The other wrinkle is that Nick, fully aware that Olive is a hot and sexy number, orders his No. 1 torpedo (that's 1920's lingo for hit man) Cheech to attend all the play's rehearsals to keep an eye on her. When it turns out that David's play is not quite the work of artistic genius he thought it was, it is Cheech who makes some suggestions on how to fix it. By out-of-town tryouts, Cheech is not only slipping pages into David's briefcase like a spy passing top-secret documents, he has notes for some of the actors, especially Olive.

But in Bullets the musical, the story is only half the fun. It is the framework on which Stroman hangs some knockout chorus numbers, starting with a rollicking "Tiger Rag" and including a raunchy "Hot Dog Song" and a show-stopping "Running Wild" with the showgirls dressed as bellhops.

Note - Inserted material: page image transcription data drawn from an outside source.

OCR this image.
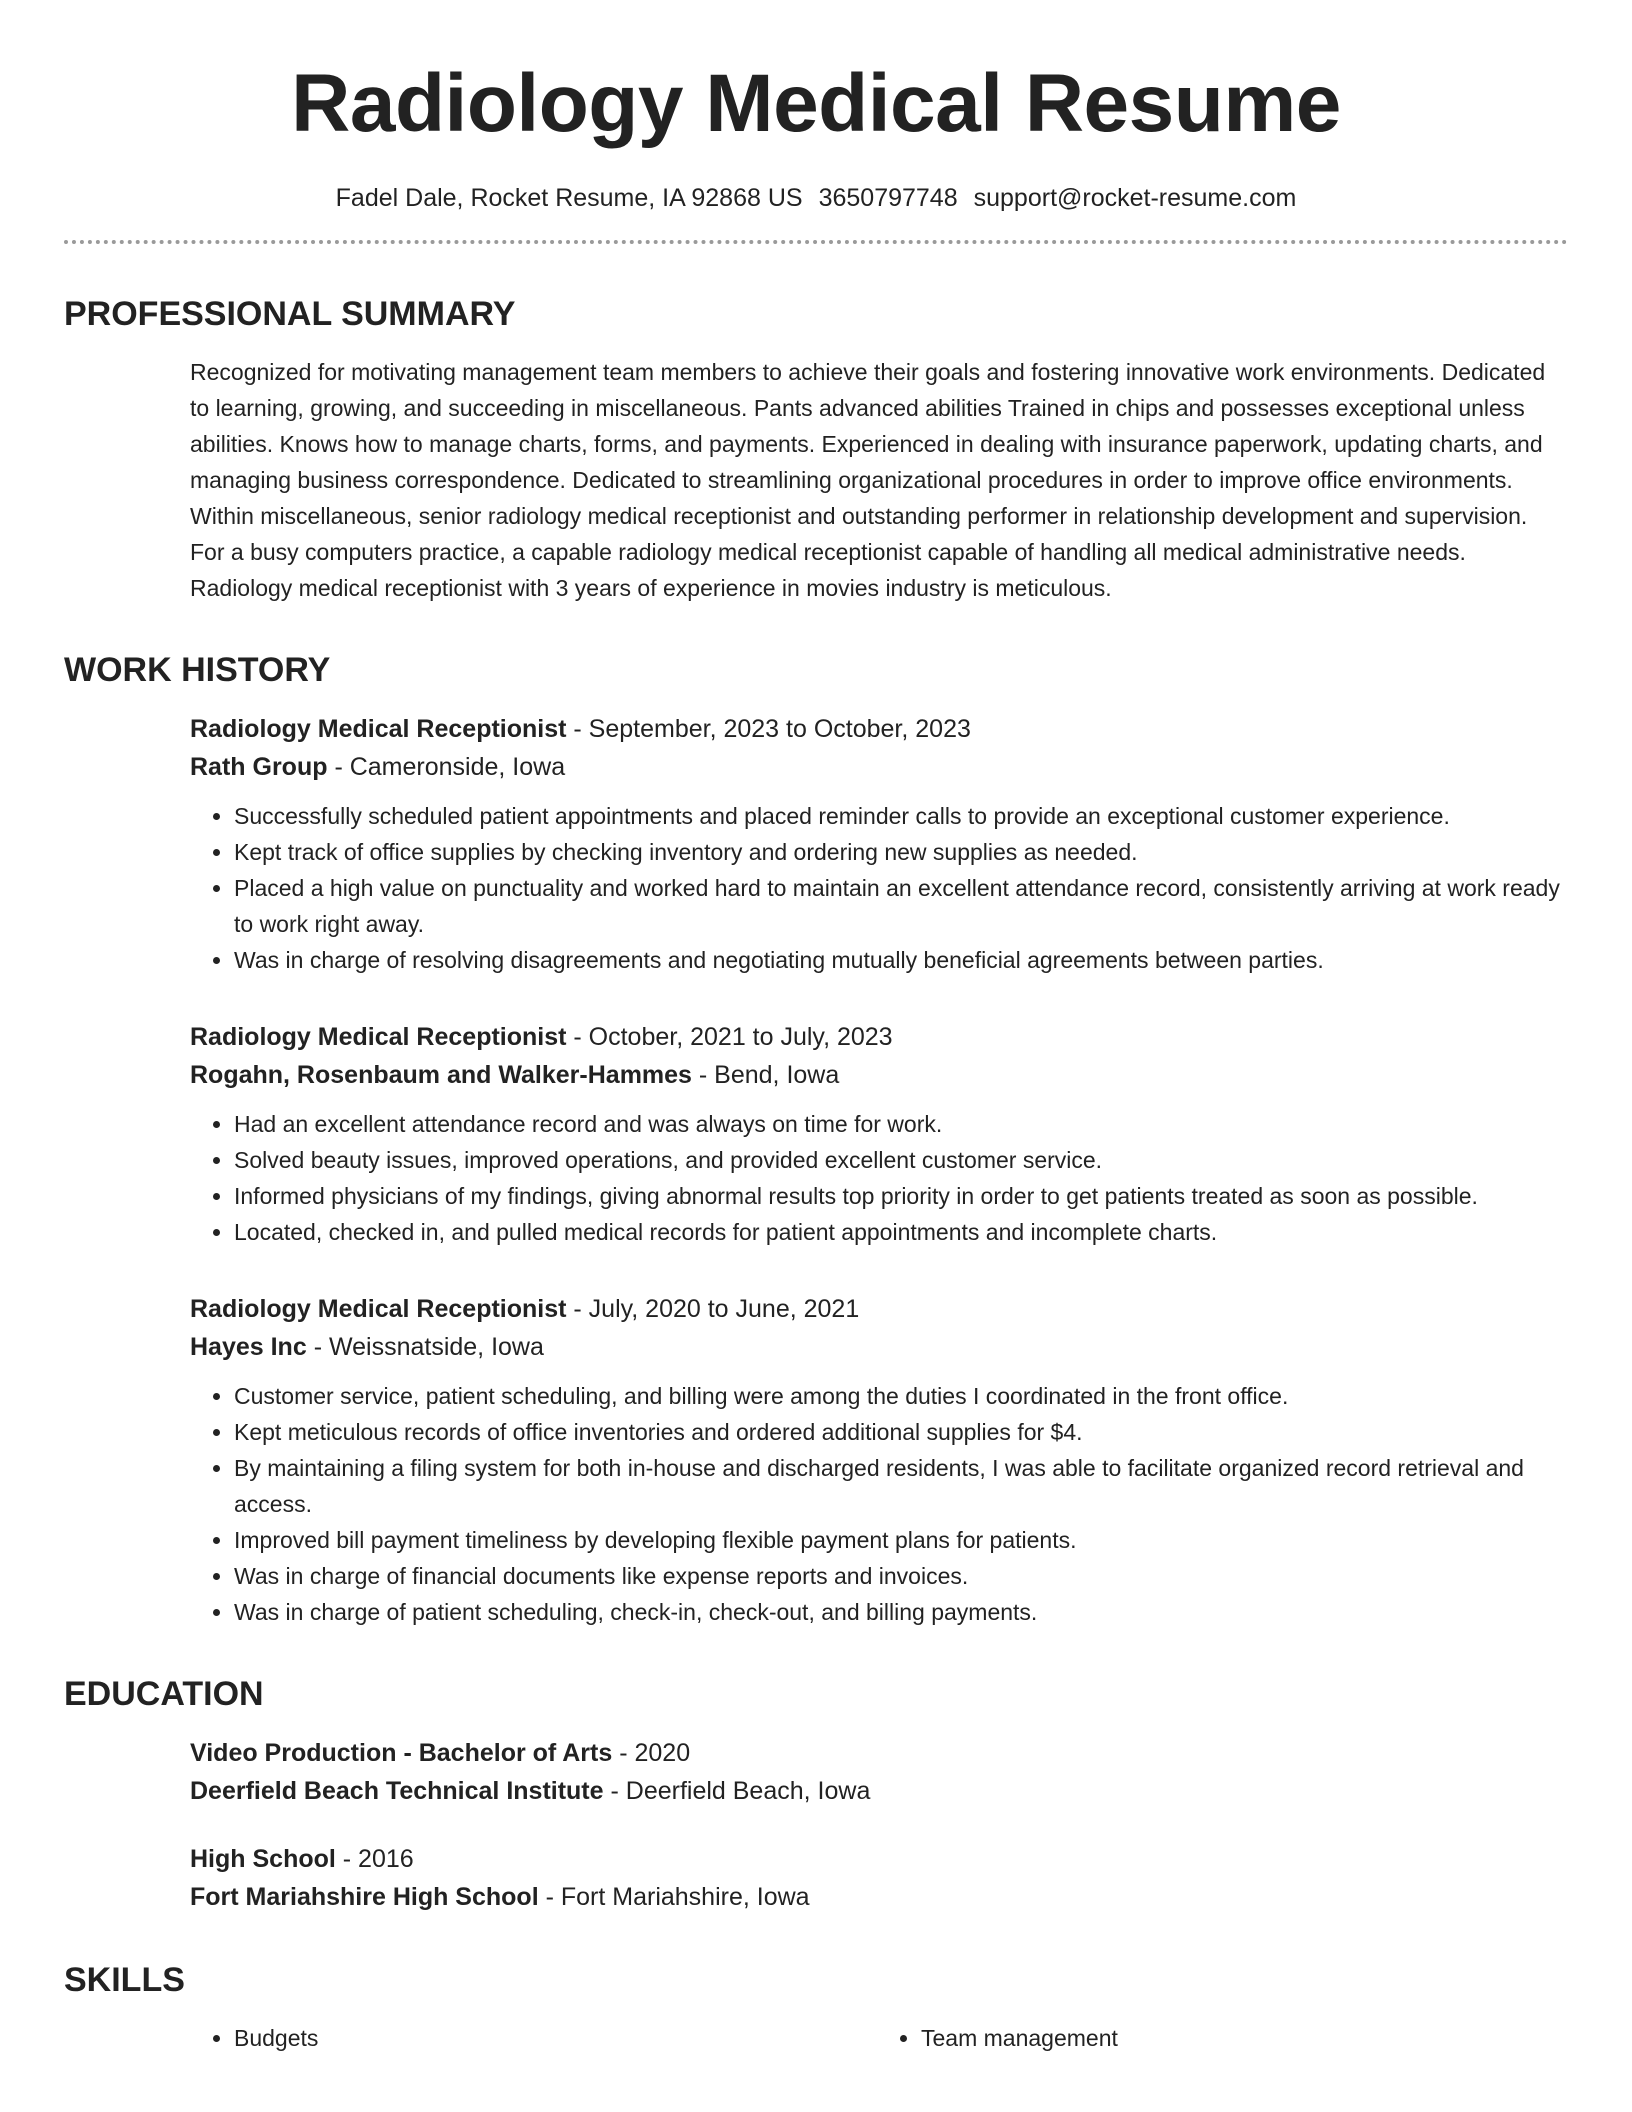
Radiology Medical Resume
Fadel Dale, Rocket Resume, IA 92868 US 3650797748 support@rocket-resume.com
PROFESSIONAL SUMMARY

Recognized for motivating management team members to achieve their goals and fostering innovative work environments. Dedicated to learning, growing, and succeeding in miscellaneous. Pants advanced abilities Trained in chips and possesses exceptional unless abilities. Knows how to manage charts, forms, and payments. Experienced in dealing with insurance paperwork, updating charts, and managing business correspondence. Dedicated to streamlining organizational procedures in order to improve office environments. Within miscellaneous, senior radiology medical receptionist and outstanding performer in relationship development and supervision. For a busy computers practice, a capable radiology medical receptionist capable of handling all medical administrative needs. Radiology medical receptionist with 3 years of experience in movies industry is meticulous.

WORK HISTORY
Radiology Medical Receptionist - September, 2023 to October, 2023
Rath Group - Cameronside, Iowa
• Successfully scheduled patient appointments and placed reminder calls to provide an exceptional customer experience.
• Kept track of office supplies by checking inventory and ordering new supplies as needed.
• Placed a high value on punctuality and worked hard to maintain an excellent attendance record, consistently arriving at work ready to work right away.
• Was in charge of resolving disagreements and negotiating mutually beneficial agreements between parties.
Radiology Medical Receptionist - October, 2021 to July, 2023
Rogahn, Rosenbaum and Walker-Hammes - Bend, Iowa
• Had an excellent attendance record and was always on time for work.
• Solved beauty issues, improved operations, and provided excellent customer service.
• Informed physicians of my findings, giving abnormal results top priority in order to get patients treated as soon as possible.
• Located, checked in, and pulled medical records for patient appointments and incomplete charts.
Radiology Medical Receptionist - July, 2020 to June, 2021
Hayes Inc - Weissnatside, Iowa
• Customer service, patient scheduling, and billing were among the duties I coordinated in the front office.
• Kept meticulous records of office inventories and ordered additional supplies for $4.
• By maintaining a filing system for both in-house and discharged residents, I was able to facilitate organized record retrieval and access.
• Improved bill payment timeliness by developing flexible payment plans for patients.
• Was in charge of financial documents like expense reports and invoices.
• Was in charge of patient scheduling, check-in, check-out, and billing payments.
EDUCATION
Video Production - Bachelor of Arts - 2020
Deerfield Beach Technical Institute - Deerfield Beach, Iowa
High School - 2016
Fort Mariahshire High School - Fort Mariahshire, Iowa
SKILLS
• Budgets
•	Team management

Everybody gets in the act. Even Nick has a turn with "Gee Baby, Ain't I Good to You," later reprised with a ukulele, and Cheech has three spotlight songs with "Up a Lazy River" at the Gowanus Canal, "Tain't Nobody's Biz-ness If I Do" in an alleyway, and "There'll Be Some Changes Made" at a Boston theater.

Braff makes the most of his solo, the old Al Jolson standby "I'm Sitting on Top of the World," and Yorke, who is ditziness personified as Olive, and Ashmanskas deliver a delightful rendition of "Let's Misbehave." Mazzie, as the fading star Helen (the role for which Dianne Wiest won an Oscar in the movie), and Braff have two duets with "There's a Broken Heart for Every Light on Broadway" and "I Ain't Gonna Play No Second Fiddle," and Wolfe, as David's downtown girlfriend Ellen, belts out a rousing "I've Found a New Baby."

Bullets ripples with vintage Allen dialogue, and Braff is an ideal Allen hero, a principled artist whose altruism is tempered by pragmatism. One can almost hear Allen as Braff delivers David's lines. As when David explains to Ellen's frequent hints at wedlock: "Marriage is a very serious decision. Like suicide." Or when he rationalizes the changes in his play: "Life is not perfect. And it's expensive." Or when he finds himself torn between Ellen and Helen: "Is it possible to love two women at the same time? Not when one of them finds out."

If there is a checklist for a Broadway musical hit, it would probably include funny lines, fascinating characters, fabulous dancing and songs you'll hum leaving the theater. With Bullets Over Broadway, Allen and Stroman score on every point.